According to John Boorman, who directed Marvin in two of his most seminal roles, and who made a beautifully affectionate documentary about the actor’s life 11 years after Marvin succumbed to a heart attack, he was “the essence of America — big, wild, and dangerous.” But no matter how it’s phrased, Marvin’s screen presence was uncanny. At rest or in motion, he ennobled a two-dimensional medium with his own three-dimensional depth.
Cinemascope, the oblong widescreen format created to capture natural splendor and theatrical spectacle, seemed to romance Marvin’s lean silhouette and deliberate effortlessness with an ardor reserved for him alone. In John Sturges’s early Cinemascope film “Bad Day at Black Rock,” Marvin throws a narrow, frame-bisecting shadow outdoors and curtains over furniture indoors. His body is like a human divining rod pointing to the last psyche in the world into which anyone should dig — the one inside the character he’s playing.
“You’re a very bad man, Walker, a very destructive man,” whines one of a series of white-collar thugs whom Marvin dispatches en route to a missing $93,000 in Mr. Boorman’s 1967 crime picture masterpiece, “Point Blank.” An implacable, violent, sharkskin-suited human cipher, Marvin’s Walker is, in truth, a very deconstructive man. There’s a beautifully telling moment in Mr. Boorman’s documentary when the director freezes Walker mid-stride and explains that despite the actor’s warning, the camera operator was so mesmerized by the performance in his viewfinder that he was barely able to catch Marvin’s surgically precise but sudden lurch across the widescreen frame. “He knew the grammar of film,” Mr. Boorman says with a casual awe. “He understood the force of images.”
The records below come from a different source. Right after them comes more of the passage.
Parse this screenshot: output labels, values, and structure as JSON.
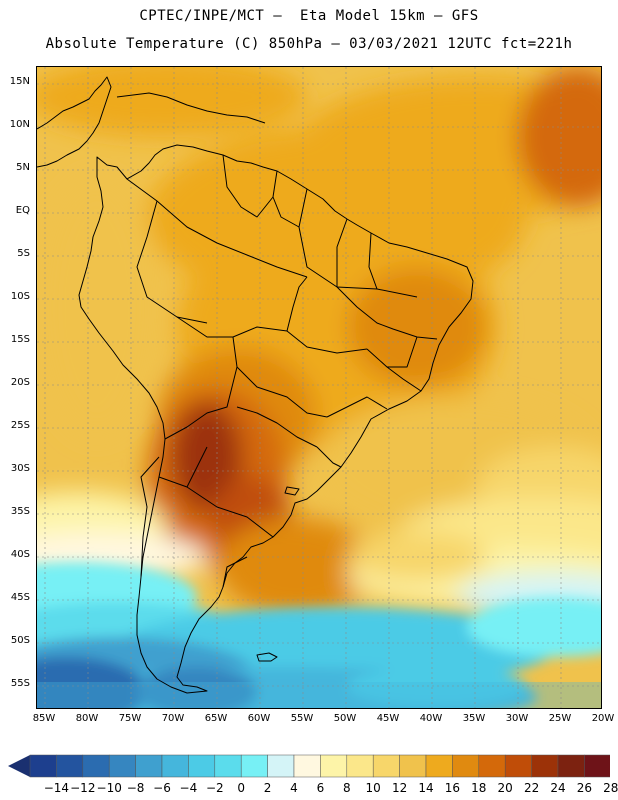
{
  "header": {
    "line1": "CPTEC/INPE/MCT –  Eta Model 15km – GFS",
    "line2": "Absolute Temperature (C) 850hPa – 03/03/2021 12UTC fct=221h"
  },
  "map": {
    "lat_labels": [
      "15N",
      "10N",
      "5N",
      "EQ",
      "5S",
      "10S",
      "15S",
      "20S",
      "25S",
      "30S",
      "35S",
      "40S",
      "45S",
      "50S",
      "55S"
    ],
    "lon_labels": [
      "85W",
      "80W",
      "75W",
      "70W",
      "65W",
      "60W",
      "55W",
      "50W",
      "45W",
      "40W",
      "35W",
      "30W",
      "25W",
      "20W"
    ]
  },
  "legend": {
    "levels": [
      "-14",
      "-12",
      "-10",
      "-8",
      "-6",
      "-4",
      "-2",
      "0",
      "2",
      "4",
      "6",
      "8",
      "10",
      "12",
      "14",
      "16",
      "18",
      "20",
      "22",
      "24",
      "26",
      "28"
    ],
    "colors": [
      "#1d3f8e",
      "#23549f",
      "#2b6cb0",
      "#3686c0",
      "#3fa0cf",
      "#45b6dc",
      "#4ccbe6",
      "#5bdcec",
      "#77f0f5",
      "#d4f4f7",
      "#fff8e0",
      "#fdf4a8",
      "#fbe78a",
      "#f7d66a",
      "#f0c24c",
      "#eeaa1e",
      "#e08a10",
      "#d4690a",
      "#c04d08",
      "#9c3208",
      "#7c2210",
      "#6e1318"
    ],
    "underflow_color": "#1a3070",
    "overflow_color": "#6a0f20"
  }
}
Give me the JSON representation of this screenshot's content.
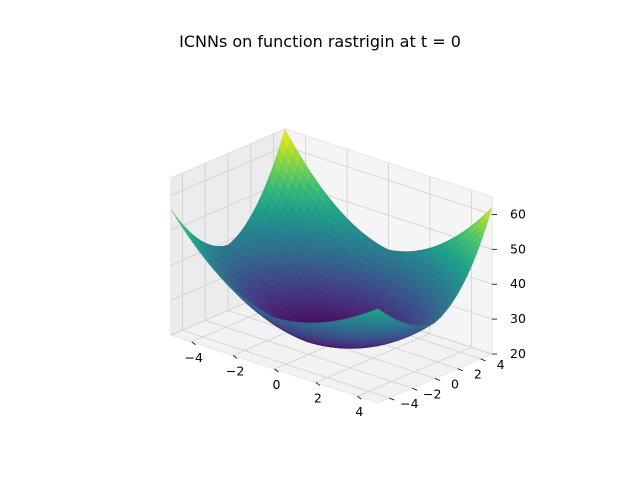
{
  "chart_data": {
    "type": "surface",
    "title": "ICNNs on function rastrigin at t = 0",
    "function": "rastrigin",
    "colormap": "viridis",
    "x": {
      "range": [
        -5,
        5
      ],
      "ticks": [
        -4,
        -2,
        0,
        2,
        4
      ],
      "tick_labels": [
        "−4",
        "−2",
        "0",
        "2",
        "4"
      ]
    },
    "y": {
      "range": [
        -5,
        5
      ],
      "ticks": [
        -4,
        -2,
        0,
        2,
        4
      ],
      "tick_labels": [
        "−4",
        "−2",
        "0",
        "2",
        "4"
      ]
    },
    "z": {
      "range": [
        20,
        65
      ],
      "ticks": [
        20,
        30,
        40,
        50,
        60
      ],
      "tick_labels": [
        "20",
        "30",
        "40",
        "50",
        "60"
      ]
    },
    "grid": true,
    "surface_description": "convex bowl approximating rastrigin; minimum near center",
    "corner_values": {
      "x_-5_y_-5": 56,
      "x_5_y_-5": 47,
      "x_5_y_5": 62,
      "x_-5_y_5": 65
    },
    "min_value": 21
  }
}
It’s common these days to bemoan the death of dangerous old-school machismo among America’s movie stars as a casualty of easy living. Lee Marvin played killers so well, the reasoning goes, because he was himself a decorated World War II Marine (not to mention a distant relative of Thomas Jefferson and Robert E. Lee). But by that logic, Medal of Honor Winner-turned-actor Audie Murphy should have been a bigger star than Clint Eastwood. Marvin’s performances and the films that they graced remain the gems they are because Marvin lent his keen mind and sinewy body to filmmakers like Mr. Boorman, who were challenging themselves to tell the American story in new ways. King of the United States of America, or a man with a gun, a suit, and a really big chip on his shoulder, “He was,” Mr. Boorman concludes, “a director’s dream.”
Through May 24 (70 Lincoln Center Plaza, 212-875-5601).